O caso criminal baseia-se nas descobertas da investigação do NTSB divulgadas no final do ano passado, que concluiu que um único fio de sinalização indevidamente fixado causou a falha elétrica inicial a bordo do navio porta-contêineres de quase 300 metros.
O NTSB descobriu que uma faixa de identificação de fio interferiu na inserção adequada de um fio de sinal em um bloco terminal, criando uma conexão elétrica inadequada que eventualmente se desconectou e desencadeou o blecaute.
Os investigadores também identificaram problemas operacionais e de projeto mais amplos, incluindo o uso da bomba de descarga como bomba de serviço de combustível e a configuração de desligamento do motor da embarcação ligada à baixa pressão da água de resfriamento.
Em resposta às descobertas, a HD Hyundai Heavy Industries (HHI), a construtora naval por trás do M/V Dali, alegou que o proprietário e o operador da embarcação ignoraram redundâncias críticas incorporadas após a entrega, substituindo bombas automáticas de suprimento de combustível por uma bomba de descarga não redundante, não projetada para reiniciar automaticamente após um blecaute. De acordo com a HHI, essas modificações violaram as regras de classificação e contribuíram diretamente para o segundo blecaute que deixou o navio sem propulsão ou direção momentos antes da colisão fatal com a Ponte Francis Scott Key de Baltimore.
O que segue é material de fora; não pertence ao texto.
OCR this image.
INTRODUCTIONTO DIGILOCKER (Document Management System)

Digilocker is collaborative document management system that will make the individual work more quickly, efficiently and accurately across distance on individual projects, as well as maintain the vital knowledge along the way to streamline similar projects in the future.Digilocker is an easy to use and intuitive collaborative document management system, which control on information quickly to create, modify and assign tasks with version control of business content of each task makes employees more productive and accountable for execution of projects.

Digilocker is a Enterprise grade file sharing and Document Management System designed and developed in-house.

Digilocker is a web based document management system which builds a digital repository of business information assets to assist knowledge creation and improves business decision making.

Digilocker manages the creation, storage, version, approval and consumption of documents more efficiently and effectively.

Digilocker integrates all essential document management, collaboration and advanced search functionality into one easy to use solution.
O desastre desencadeou amplas recomendações de segurança nos setores de infraestrutura marítima e de pontes, incluindo apelos por padrões de redundância aprimorados para grandes embarcações, uso expandido de imagens térmicas para manutenção elétrica e revisões nacionais da vulnerabilidade de pontes a colisões com embarcações.
O colapso fechou o acesso ao Porto de Baltimore por semanas, interrompeu as cadeias de suprimentos regionais e forçou mais de 34.000 veículos por dia a rotas de desvio. Os custos de substituição da ponte são estimados entre US$ 4,3 bilhões e US$ 5,2 bilhões, com a conclusão esperada por volta de 2030.
O FBI, o Serviço de Investigação da Guarda Costeira e a Divisão de Investigação Criminal da EPA estão investigando o caso. Os procuradores enfatizaram que a acusação é uma alegação e que todos os réus são considerados inocentes a menos que provado o contrário em tribunal.